I'll say this: If both of those guys end up in a Toronto uniform, the Blue Jays suddenly look exciting, imposing and like a potential playoff threat. Yes, we're jumping ahead of ourselves, but let's have some fun. Imagine this squad:
1B Prince Fielder
3B Brett Lawrie
CF Colby Rasmus
SP Yu Darvish
SP Ricky Romero
The lineup could be deadly, with arguably the best 3-4-5 trio in baseball -- yes, I believe Lawrie will be that good. If Rasmus bounces back, he's another solid bat. You would have effective platoons in left field and DH and a catcher with power. The rotation has some question marks after the top two, but Morrow is close to putting it all together (he had the highest strikeout rate in the American League in 2011, but struggled with runners on base) and Cecil and Drabek remain interesting arms with potential.
What's even more exciting is the Blue Jays have one of the highest regarded farm systems. Catcher Travis d'Arnaud, who tore up Double-A, may be the only Grade A prospect in the bunch, but the lower levels of the system are loaded with pitching prospects like Drew Hutchison, Deck McGuire, Justin Nicolino, Noah Syndergaard and Daniel Norris. Hutchison may be the only one with a 2012 timetable, but it's an excellent collection of arms. Outfielder Jake Marisnick, a third-round pick in 2009, hit .320/.392/.496 with 37 steals in the Midwest League and Double-A outfielder Anthony Gose is one of the toolsiest prospects in the minors.

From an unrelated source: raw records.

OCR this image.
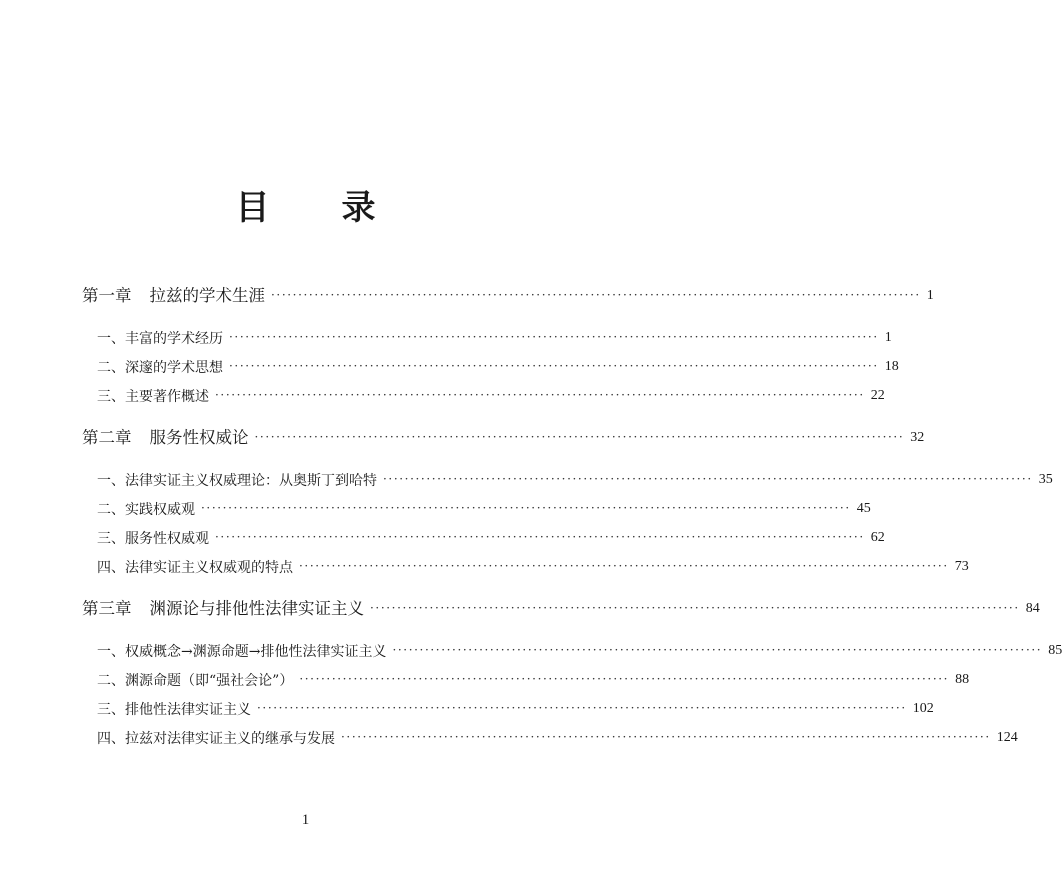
目 录
第一章 拉兹的学术生涯 ························································································································ 1
一、丰富的学术经历 ························································································································ 1
二、深邃的学术思想 ························································································································ 18
三、主要著作概述 ························································································································ 22
第二章 服务性权威论 ························································································································ 32
一、法律实证主义权威理论：从奥斯丁到哈特 ························································································································ 35
二、实践权威观 ························································································································ 45
三、服务性权威观 ························································································································ 62
四、法律实证主义权威观的特点 ························································································································ 73
第三章 渊源论与排他性法律实证主义 ························································································································ 84
一、权威概念→渊源命题→排他性法律实证主义 ························································································································ 85
二、渊源命题（即“强社会论”） ························································································································ 88
三、排他性法律实证主义 ························································································································ 102
四、拉兹对法律实证主义的继承与发展 ························································································································ 124
1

The Blue Jays are also in terrific shape with their long-term contract situations. Bautista's $14 million salary for the next five seasons now looks like a steal; the Jays have one of baseball's best players for not much more than the Yankees are paying their third-best relief pitcher. Romero is locked up through 2015 at $27.5 million. The only other major outlay on the books is at least $12 million for Adam Lind over the next two seasons. Once the prospects arrive, the Blue Jays will have a crew of inexpensive reinforcements.
That means, in our little dream world, the Jays can absorb the salaries of Darvish and Fielder. The Blue Jays haven't acted like a big-market franchise in years, but Toronto has a bigger metro population than Boston, Detroit or San Francisco-Oakland (not to mention all of Canada, if you want to consider that). What the Blue Jays have lost, of course, is their fan base. When the club ruled Toronto in the early '90s, it drew over four million fans three consecutive years. But after the 1994 strike season, attendance fell to third in the league, then to sixth ... eighth ... 10th ... finally bottoming out in 2010, when the club drew just 1.49 million spectators, an embarrassingly low total for an 85-win team in a large market.
Years of Yankees pennants and Red Sox spending sprees sapped the baseball enthusiasm out of a once great baseball market. That fan base can return. The Jays have put a decent product on the field in recent years (only one season under .500 in the past six). It's time to raise the level of that product to the next step. General manager Alex Anthopoulos may have taken the plunge on Darvish. Will he be willing to take the plunge on Fielder?